Hurrikan "Dorian" zieht weiter in Richtung Kanada


Roman Spirig
International / 07.09.19 05:49

Hurrikan "Dorian" ist über einen küstennahen Teil des US-Bundesstaats North Carolina hinweggezogen. Dort sorgte der Sturm für Überschwemmungen, Schäden und Stromausfälle.

Hurrikan Dorian zieht weiter in Richtung Kanada (Foto: KEYSTONE / AP / Gary McCullough)
Hurrikan Dorian zieht weiter in Richtung Kanada (Foto: KEYSTONE / AP / Gary McCullough)

Der Wirbelsturm soll am heutigen Samstag in relativ grosser Entfernung zur US-Küste an den Gliedstaaten Neuenglands vorbeiziehen, darunter etwa New York, Massachusetts und Maine. Dies erklärte das Nationale Hurrikan-Zentrum (NHC) am Freitag (Ortszeit).

Im weiteren Verlauf solle "Dorian" dann ab Samstagabend aber als abgeschwächter Sturm über Nova Scotia im äussersten Nordosten Kanadas hinwegziehen. "An unsere kanadischen Nachbarn - heute ist der Tag, um sich auf Hurrikan "Dorian" vorzubereiten", hiess es in einem NHC-Tweet.

"Dorian" war am Freitag als Hurrikan der schwächsten Kategorie in North Carolina auf eine Gruppe vorgelagerter Inseln getroffen und brachte Windgeschwindigkeiten von bis zu 150 Kilometern pro Stunde mit sich. Dort kam es zu grossen Überschwemmungen, Häuser wurden abgedeckt, Bäume und Strommasten knickten um. Zeitweise verloren rund 200'000 Haushalte ihre Stromversorgung.

Auf der Insel Ocracoke in der Inselgruppe Outer Banks sassen Hunderte Menschen zeitweise fest. Auf Bildern der Insel waren schwere Überflutungen zu sehen.

Nach der Hurrikan-Katastrophe auf den Bahamas versuchen unterdessen Tausende, den Inselstaat zu verlassen. Allein in Freeport kamen Augenzeugen zufolge am Freitag Tausende zum Hafen, um einen Platz an Bord eines Kreuzfahrtschiffs zu ergattern. Die Betreibergesellschaft bot denen, die über die nötigen Einreisedokumente verfügten, eine kostenfreie Passage nach Florida an. Gleichzeitig wurden aus den am schlimmsten betroffenen Katastrophenregionen Hunderte an Bord von Flugzeugen oder Booten in die Hauptstadt Nassau gebracht.

"Dorian" war von Sonntag bis Montag als Hurrikan der kraftvollsten Kategorie über die nördlichen Inseln der Bahamas hinweggezogen und hinterliess eine Schneise der Verwüstung. Nach bisherigen Angaben kamen nach neuesten Behördenangaben zufolge mindestens 43 Menschen ums Leben, die Behörden befürchteten aber, dass die Opferzahl noch deutlich ansteigen könnte.
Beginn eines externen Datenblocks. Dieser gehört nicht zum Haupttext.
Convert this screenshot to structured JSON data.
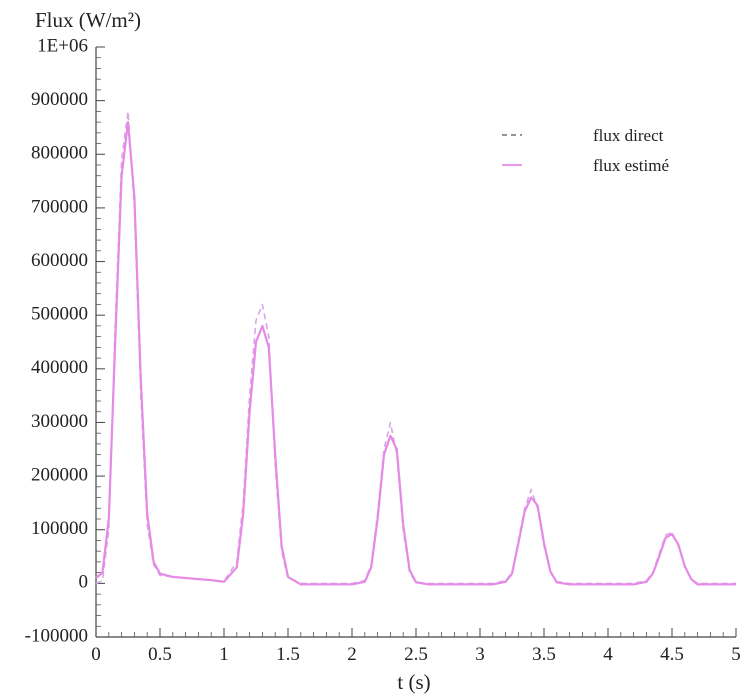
{
  "chart_data": {
    "type": "line",
    "ylabel": "Flux (W/m²)",
    "xlabel": "t (s)",
    "xlim": [
      0,
      5
    ],
    "ylim": [
      -100000,
      1000000
    ],
    "x_ticks": [
      {
        "value": 0,
        "label": "0"
      },
      {
        "value": 0.5,
        "label": "0.5"
      },
      {
        "value": 1,
        "label": "1"
      },
      {
        "value": 1.5,
        "label": "1.5"
      },
      {
        "value": 2,
        "label": "2"
      },
      {
        "value": 2.5,
        "label": "2.5"
      },
      {
        "value": 3,
        "label": "3"
      },
      {
        "value": 3.5,
        "label": "3.5"
      },
      {
        "value": 4,
        "label": "4"
      },
      {
        "value": 4.5,
        "label": "4.5"
      },
      {
        "value": 5,
        "label": "5"
      }
    ],
    "y_ticks": [
      {
        "value": 1000000,
        "label": "1E+06"
      },
      {
        "value": 900000,
        "label": "900000"
      },
      {
        "value": 800000,
        "label": "800000"
      },
      {
        "value": 700000,
        "label": "700000"
      },
      {
        "value": 600000,
        "label": "600000"
      },
      {
        "value": 500000,
        "label": "500000"
      },
      {
        "value": 400000,
        "label": "400000"
      },
      {
        "value": 300000,
        "label": "300000"
      },
      {
        "value": 200000,
        "label": "200000"
      },
      {
        "value": 100000,
        "label": "100000"
      },
      {
        "value": 0,
        "label": "0"
      },
      {
        "value": -100000,
        "label": "-100000"
      }
    ],
    "legend": {
      "position": "top-right"
    },
    "grid": false,
    "series": [
      {
        "name": "flux direct",
        "color": "#d9a6ea",
        "dash": "dashed",
        "x": [
          0,
          0.05,
          0.1,
          0.15,
          0.2,
          0.25,
          0.3,
          0.35,
          0.4,
          0.45,
          0.5,
          0.6,
          0.7,
          0.8,
          0.9,
          1.0,
          1.1,
          1.15,
          1.2,
          1.25,
          1.3,
          1.35,
          1.4,
          1.45,
          1.5,
          1.6,
          1.7,
          1.8,
          1.9,
          2.0,
          2.1,
          2.15,
          2.2,
          2.25,
          2.3,
          2.35,
          2.4,
          2.45,
          2.5,
          2.6,
          2.7,
          2.8,
          2.9,
          3.0,
          3.1,
          3.2,
          3.25,
          3.3,
          3.35,
          3.4,
          3.45,
          3.5,
          3.55,
          3.6,
          3.7,
          3.8,
          3.9,
          4.0,
          4.1,
          4.2,
          4.3,
          4.35,
          4.4,
          4.45,
          4.5,
          4.55,
          4.6,
          4.65,
          4.7,
          4.8,
          4.9,
          5.0
        ],
        "y": [
          0,
          5000,
          100000,
          480000,
          790000,
          880000,
          700000,
          350000,
          110000,
          35000,
          15000,
          12000,
          10000,
          8000,
          6000,
          4000,
          40000,
          150000,
          350000,
          490000,
          520000,
          460000,
          220000,
          60000,
          10000,
          0,
          0,
          0,
          0,
          0,
          5000,
          35000,
          130000,
          250000,
          300000,
          240000,
          100000,
          20000,
          2000,
          0,
          0,
          0,
          0,
          0,
          0,
          5000,
          20000,
          80000,
          140000,
          175000,
          140000,
          70000,
          20000,
          3000,
          0,
          0,
          0,
          0,
          0,
          0,
          5000,
          20000,
          55000,
          90000,
          95000,
          70000,
          30000,
          8000,
          0,
          0,
          0,
          0
        ]
      },
      {
        "name": "flux estimé",
        "color": "#e58ae6",
        "dash": "solid",
        "x": [
          0,
          0.05,
          0.1,
          0.15,
          0.2,
          0.25,
          0.3,
          0.35,
          0.4,
          0.45,
          0.5,
          0.6,
          0.7,
          0.8,
          0.9,
          1.0,
          1.1,
          1.15,
          1.2,
          1.25,
          1.3,
          1.35,
          1.4,
          1.45,
          1.5,
          1.6,
          1.7,
          1.8,
          1.9,
          2.0,
          2.1,
          2.15,
          2.2,
          2.25,
          2.3,
          2.35,
          2.4,
          2.45,
          2.5,
          2.6,
          2.7,
          2.8,
          2.9,
          3.0,
          3.1,
          3.2,
          3.25,
          3.3,
          3.35,
          3.4,
          3.45,
          3.5,
          3.55,
          3.6,
          3.7,
          3.8,
          3.9,
          4.0,
          4.1,
          4.2,
          4.3,
          4.35,
          4.4,
          4.45,
          4.5,
          4.55,
          4.6,
          4.65,
          4.7,
          4.8,
          4.9,
          5.0
        ],
        "y": [
          10000,
          20000,
          120000,
          450000,
          760000,
          860000,
          720000,
          380000,
          130000,
          40000,
          18000,
          12000,
          10000,
          8000,
          6000,
          3000,
          30000,
          130000,
          320000,
          450000,
          480000,
          440000,
          240000,
          70000,
          12000,
          -2000,
          -2000,
          -2000,
          -2000,
          -2000,
          3000,
          30000,
          120000,
          240000,
          275000,
          250000,
          110000,
          25000,
          2000,
          -2000,
          -2000,
          -2000,
          -2000,
          -2000,
          -2000,
          3000,
          18000,
          75000,
          135000,
          160000,
          145000,
          75000,
          22000,
          2000,
          -2000,
          -2000,
          -2000,
          -2000,
          -2000,
          -2000,
          3000,
          18000,
          50000,
          85000,
          92000,
          72000,
          32000,
          8000,
          -2000,
          -2000,
          -2000,
          -2000
        ]
      }
    ]
  }
}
Tausende gelten immer noch als vermisst.

US-Präsident Donald Trump sandte in einer auf seinem Twitter-Account veröffentlichten Videobotschaft seine besten Wünsche an die Menschen auf den Bahamas. Die Bahamas seien sehr hart getroffen worden, die USA würden unter anderem mit Wasser und Lebensmitteln helfen.

"Dorian" war der verheerendste Wirbelsturm auf den Bahamas und einer der stärksten im Atlantik seit Beginn moderner Aufzeichnungen. Es kam zu meterhohen Sturmfluten und grossflächigen Überschwemmungen. Nach Schätzung des Roten Kreuzes wurden auf Grand Bahama und den Abaco-Inseln etwa 13'000 Wohnhäuser schwer beschädigt oder zerstört.